On the morning of our departure, we wake up early and have breakfast downstairs in the still-dark restaurant while the chief and my mother are conducting their preopening business, making coffee and preparing the menu’s breakfast items. They’re a bit more sparse and a lot more expensive than they used to be the first time I came to this restaurant, but the food is still way beyond anything the military serves, better even than the good stuff we got to eat when I first signed up. We have coffee, scrambled eggs, and bacon, and the chief made us a tall stack of pancakes and decanted some of his diminishing maple syrup reserve. I want to drag this breakfast out forever, but time advances with no regard for my sentiment. We usually clear out and vacate the table before the chief opens his restaurant at seven o’clock so we don’t take up space for paying guests, and we stick to that routine today as well, but not before polishing off the entire stack of pancakes.
It’s just getting light outside when we step out, carrying our alert bags and dressed in freshly laundered CDU fatigues. It’s a Friday morning, and the November air is cold and smells like impending snow. The chief and my mother follow us outside to see us off to the train station for our fifteen-minute ride to Burlington, where we will take separate shuttles to get to our next commands. Halley’s ship is docked at Gateway. I have to hop across the country to get to Coronado on the West Coast before I can come up to Gateway as well. By the time I get there, Halley’s carrier will have already left for the assembly point.
“Godspeed,” Chief Kopka says, and shakes our hands firmly. “Give ’em hell. And watch your six.”
“Affirmative, Chief,” I reply. “Thanks for everything. Keep the heat on for us in the guest bedroom. We’ll be back before you know it.”

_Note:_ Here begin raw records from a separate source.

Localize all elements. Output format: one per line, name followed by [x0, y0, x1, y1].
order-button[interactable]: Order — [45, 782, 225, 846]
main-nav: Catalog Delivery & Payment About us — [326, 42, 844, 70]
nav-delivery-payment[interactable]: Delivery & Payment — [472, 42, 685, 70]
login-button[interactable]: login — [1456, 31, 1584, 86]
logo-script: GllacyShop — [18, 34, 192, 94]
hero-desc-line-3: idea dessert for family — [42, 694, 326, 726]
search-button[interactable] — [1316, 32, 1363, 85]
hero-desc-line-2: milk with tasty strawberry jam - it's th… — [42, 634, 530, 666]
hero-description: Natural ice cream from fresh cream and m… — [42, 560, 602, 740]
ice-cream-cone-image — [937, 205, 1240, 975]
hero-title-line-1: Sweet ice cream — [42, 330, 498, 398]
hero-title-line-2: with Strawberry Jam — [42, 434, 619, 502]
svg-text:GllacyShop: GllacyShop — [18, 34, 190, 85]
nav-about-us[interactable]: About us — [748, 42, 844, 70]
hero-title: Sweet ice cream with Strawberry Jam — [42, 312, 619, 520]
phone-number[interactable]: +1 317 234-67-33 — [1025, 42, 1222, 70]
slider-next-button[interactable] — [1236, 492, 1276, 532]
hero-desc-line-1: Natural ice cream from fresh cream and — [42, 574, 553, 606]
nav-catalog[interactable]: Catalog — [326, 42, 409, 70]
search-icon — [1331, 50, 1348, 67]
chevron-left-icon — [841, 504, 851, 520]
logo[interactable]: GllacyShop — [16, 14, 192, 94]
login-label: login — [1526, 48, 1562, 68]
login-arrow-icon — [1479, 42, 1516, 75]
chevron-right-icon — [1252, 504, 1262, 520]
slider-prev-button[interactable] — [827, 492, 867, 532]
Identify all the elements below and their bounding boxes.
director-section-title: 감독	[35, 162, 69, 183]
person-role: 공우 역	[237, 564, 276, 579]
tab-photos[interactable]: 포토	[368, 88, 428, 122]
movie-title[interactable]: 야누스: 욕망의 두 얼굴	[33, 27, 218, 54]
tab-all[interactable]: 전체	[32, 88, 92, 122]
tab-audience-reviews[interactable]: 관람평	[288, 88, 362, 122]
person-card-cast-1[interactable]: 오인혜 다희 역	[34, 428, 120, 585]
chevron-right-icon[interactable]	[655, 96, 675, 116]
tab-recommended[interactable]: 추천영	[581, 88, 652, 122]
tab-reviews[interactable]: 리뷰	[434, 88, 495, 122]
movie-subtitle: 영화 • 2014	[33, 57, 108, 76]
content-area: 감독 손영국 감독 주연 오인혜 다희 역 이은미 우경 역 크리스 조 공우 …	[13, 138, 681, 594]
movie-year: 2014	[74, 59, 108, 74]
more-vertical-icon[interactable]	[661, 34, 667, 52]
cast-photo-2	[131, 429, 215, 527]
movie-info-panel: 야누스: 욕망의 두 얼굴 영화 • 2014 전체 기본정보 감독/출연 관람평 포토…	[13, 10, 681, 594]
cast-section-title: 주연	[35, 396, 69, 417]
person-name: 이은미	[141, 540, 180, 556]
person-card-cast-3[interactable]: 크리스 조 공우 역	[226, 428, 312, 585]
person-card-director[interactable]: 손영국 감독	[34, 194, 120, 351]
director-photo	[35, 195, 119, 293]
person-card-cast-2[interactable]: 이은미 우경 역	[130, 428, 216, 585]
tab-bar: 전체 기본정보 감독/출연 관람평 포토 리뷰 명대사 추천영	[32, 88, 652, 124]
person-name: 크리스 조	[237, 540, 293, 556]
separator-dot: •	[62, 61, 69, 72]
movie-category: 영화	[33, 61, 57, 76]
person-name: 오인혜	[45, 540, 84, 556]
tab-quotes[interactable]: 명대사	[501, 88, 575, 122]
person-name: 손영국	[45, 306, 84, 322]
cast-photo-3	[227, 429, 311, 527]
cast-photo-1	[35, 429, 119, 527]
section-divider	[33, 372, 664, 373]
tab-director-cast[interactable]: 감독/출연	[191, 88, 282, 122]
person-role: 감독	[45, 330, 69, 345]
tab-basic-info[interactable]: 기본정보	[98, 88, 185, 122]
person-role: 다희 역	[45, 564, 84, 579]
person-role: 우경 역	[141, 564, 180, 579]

“I sincerely hope so. Wish I could go up there with you and stand my post again for a bit.”
“They’ll need you down here if things go to hell on Mars,” I say.
“If you all don’t come back, there won’t be much I can do here.”
“If we don’t come back, you close up shop, load all the food into your truck, and head north until you run out of continent,” Halley tells the chief. “You stay away from the big cities. The Brigades won’t be able to keep a lid on the pot if it all goes south. The Lankies don’t like cold places too much.”
I know that the chief is well aware of the fact that the Lankies’ first order of business during settlement is to scrape any humans off the planet with their nerve-gas pods. If they show up in orbit, they’ll drop those on the cities from up high. Then they’ll land their settler pods and start building terraformers to increase the CO2 content in the atmosphere to levels that are lethal for humans. If we lose the battle, and the Lankies show up uncontested, there will be no place on the planet remote enough where we can escape. But my mother is standing here with us to see us off, and nobody wants to hear that death is inevitable if our dice roll comes up short. So the chief just nods, and we go on pretending that it won’t be the end of all things if this mission fails.
“I know you hate it,” I tell my mother. Mom wipes a tear from her cheek and hugs me tightly, or as much as she can while I’m carrying twenty kilos of kit.